WASHINGTON, D.C.: Strong US growth figures brought a reprieve to markets on
Thursday (Friday in Manila), after a Federal Reserve stimulus cut rattled emerging economy currencies despite rate rises by India, South Africa and Turkey.
European stocks initially fell after the Fed’s announcement it would reduce its bond-buying program by $10 billion to $65 billion per month, citing a pick-up in the US economy.
But the mood turned around after the announcement that the US economy grew at a stronger-than-expected annual rate of 3.2 percent in the fourth quarter.
By the end of trade, Frankfurt’s DAX 30 added 0.39 percent and the CAC 40 in Paris rose 0.55 percent. London’s FTSE 100 was marginally lower.
And on Wall Street, the news on fourth quarter economic growth, as well as some significantly strong corporate earnings results, notably Facebook’s, drove a firm rebound.
The Dow Jones Industrial Average ended up 0.70 percent, the broader S&P 500 1.13 percent, and the Nasdaq Composite, powered by strong gains in Facebook, Twitter, Google and other online ad-dependent tech stocks, jumped 1.77 percent.

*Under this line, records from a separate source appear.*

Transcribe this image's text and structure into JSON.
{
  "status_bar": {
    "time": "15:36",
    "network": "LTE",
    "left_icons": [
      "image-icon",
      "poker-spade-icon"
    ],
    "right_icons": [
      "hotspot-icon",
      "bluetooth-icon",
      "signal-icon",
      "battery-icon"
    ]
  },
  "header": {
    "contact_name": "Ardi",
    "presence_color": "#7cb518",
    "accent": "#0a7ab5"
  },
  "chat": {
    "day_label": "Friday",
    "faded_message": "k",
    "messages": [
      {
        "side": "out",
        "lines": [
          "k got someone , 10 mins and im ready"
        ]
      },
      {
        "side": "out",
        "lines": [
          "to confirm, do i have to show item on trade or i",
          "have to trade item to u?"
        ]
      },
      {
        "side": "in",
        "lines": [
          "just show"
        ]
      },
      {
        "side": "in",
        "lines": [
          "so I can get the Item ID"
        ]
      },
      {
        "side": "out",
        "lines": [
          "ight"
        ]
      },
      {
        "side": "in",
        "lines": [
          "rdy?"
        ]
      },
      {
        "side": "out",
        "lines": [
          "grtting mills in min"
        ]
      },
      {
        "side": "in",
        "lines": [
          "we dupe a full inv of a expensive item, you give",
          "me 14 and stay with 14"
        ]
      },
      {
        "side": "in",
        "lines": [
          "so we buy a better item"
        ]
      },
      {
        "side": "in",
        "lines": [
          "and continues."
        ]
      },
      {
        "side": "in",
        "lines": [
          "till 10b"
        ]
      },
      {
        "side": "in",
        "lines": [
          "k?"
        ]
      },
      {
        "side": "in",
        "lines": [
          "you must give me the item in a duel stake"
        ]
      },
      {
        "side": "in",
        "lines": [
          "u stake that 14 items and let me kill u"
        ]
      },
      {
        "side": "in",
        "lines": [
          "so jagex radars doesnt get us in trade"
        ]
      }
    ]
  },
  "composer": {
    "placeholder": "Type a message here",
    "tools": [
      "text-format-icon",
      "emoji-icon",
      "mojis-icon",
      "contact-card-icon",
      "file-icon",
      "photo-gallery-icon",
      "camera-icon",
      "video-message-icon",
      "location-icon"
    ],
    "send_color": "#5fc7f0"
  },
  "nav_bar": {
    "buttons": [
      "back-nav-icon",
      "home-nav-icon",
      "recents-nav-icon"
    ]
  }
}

Earlier, Asian markets, which mostly finished trading ahead of the US gross domestic product announcement, fell heavily again on the news the US central bank further reduced its quantitative easing (QE) stimulus overnight.
In currencies, the emerging market economies hurt most by the turmoil, Russia’s ruble, the South African rand, Turkey’s lira, Brazil’s real and the Indian rupee were all either flat or stronger, even as the dollar itself surged against other major currencies.
The Fed justified its second cut in as many months to the quantitative easing stimulus program—bringing it to $65 billion a month from $85 billion in December—citing “growing underlying strength in the broader economy.”
Combined with the US October-December growth data, that was good news for a global economy worried about slower growth in China, a key motor for emerging and poorer economies because it buys so many raw materials from them.
The rebound, however, did not necessarily spell a respite from more turmoil. The Fed’s move slows down the flow of easy money into the global financial marketplace, while stronger US growth boosts the attractiveness of the US to capital.
And as a result of both, US dollar yields went up as well, another pull on capital from more risky markets.
Developing countries’ challenges
Meanwhile, developing countries face their own challenges of slower growth and, for many, high inflation.
Monetary tightening in a number of countries “will have a very negative effect on investment and consumption,” said Philippe Martin of France’s Sciences Po University.
In addition, falling currencies where governments and the private sector have high US dollar-denominated debt “will see their debt explode,” he warned.
“There would then be contagion via international trade,” hitting growth for the world economy.
Nick Stamenkovic at RIA Capital Markets in London said that, “emerging market volatility looks set to continue.”
“Rate hikes in Turkey and South Africa have failed to lift their beleaguered currencies as investors fret about the adverse impact on growth in both countries,” he said.
Stamenkovic added that those most at risk are countries suffering from sizeable current account deficits, which are heavily dependent on capital inflows.
Economist Neil MacKinnon at Russian firm VTB Capital, described the outlook as “poor” for emerging nations, adding that rate increases were “unsustainable” and hurt growth.
“It is poor fundamentals rather than Fed tapering which is keeping pressure on” countries like Brazil, India, Indonesia, Turkey and South Africa, which investors have taken to calling “the fragile five.”
“Raising interest rates to defend currencies is not sustainable given the impact on those countries’ economic growth,” he added.
Argentina’s plight underscores the challenges. The central bank reported another $2.1 billion fall in foreign reserves to just $28.5 billion this month as it sought to defend the peso, which nevertheless is down more than 18 percent Since January 1.
In Russia, where the ruble hit an all-time low against the euro, there was talk that the central bank may delay a planned 2015 free-float of the currency because of its precipitous drop.
The Russian Central Bank reported spending more than $1.1 billion on the Moscow Exchange on Monday, and analysts said they suspected an even larger sum was used up both on Wednesday and Thursday to support the currency.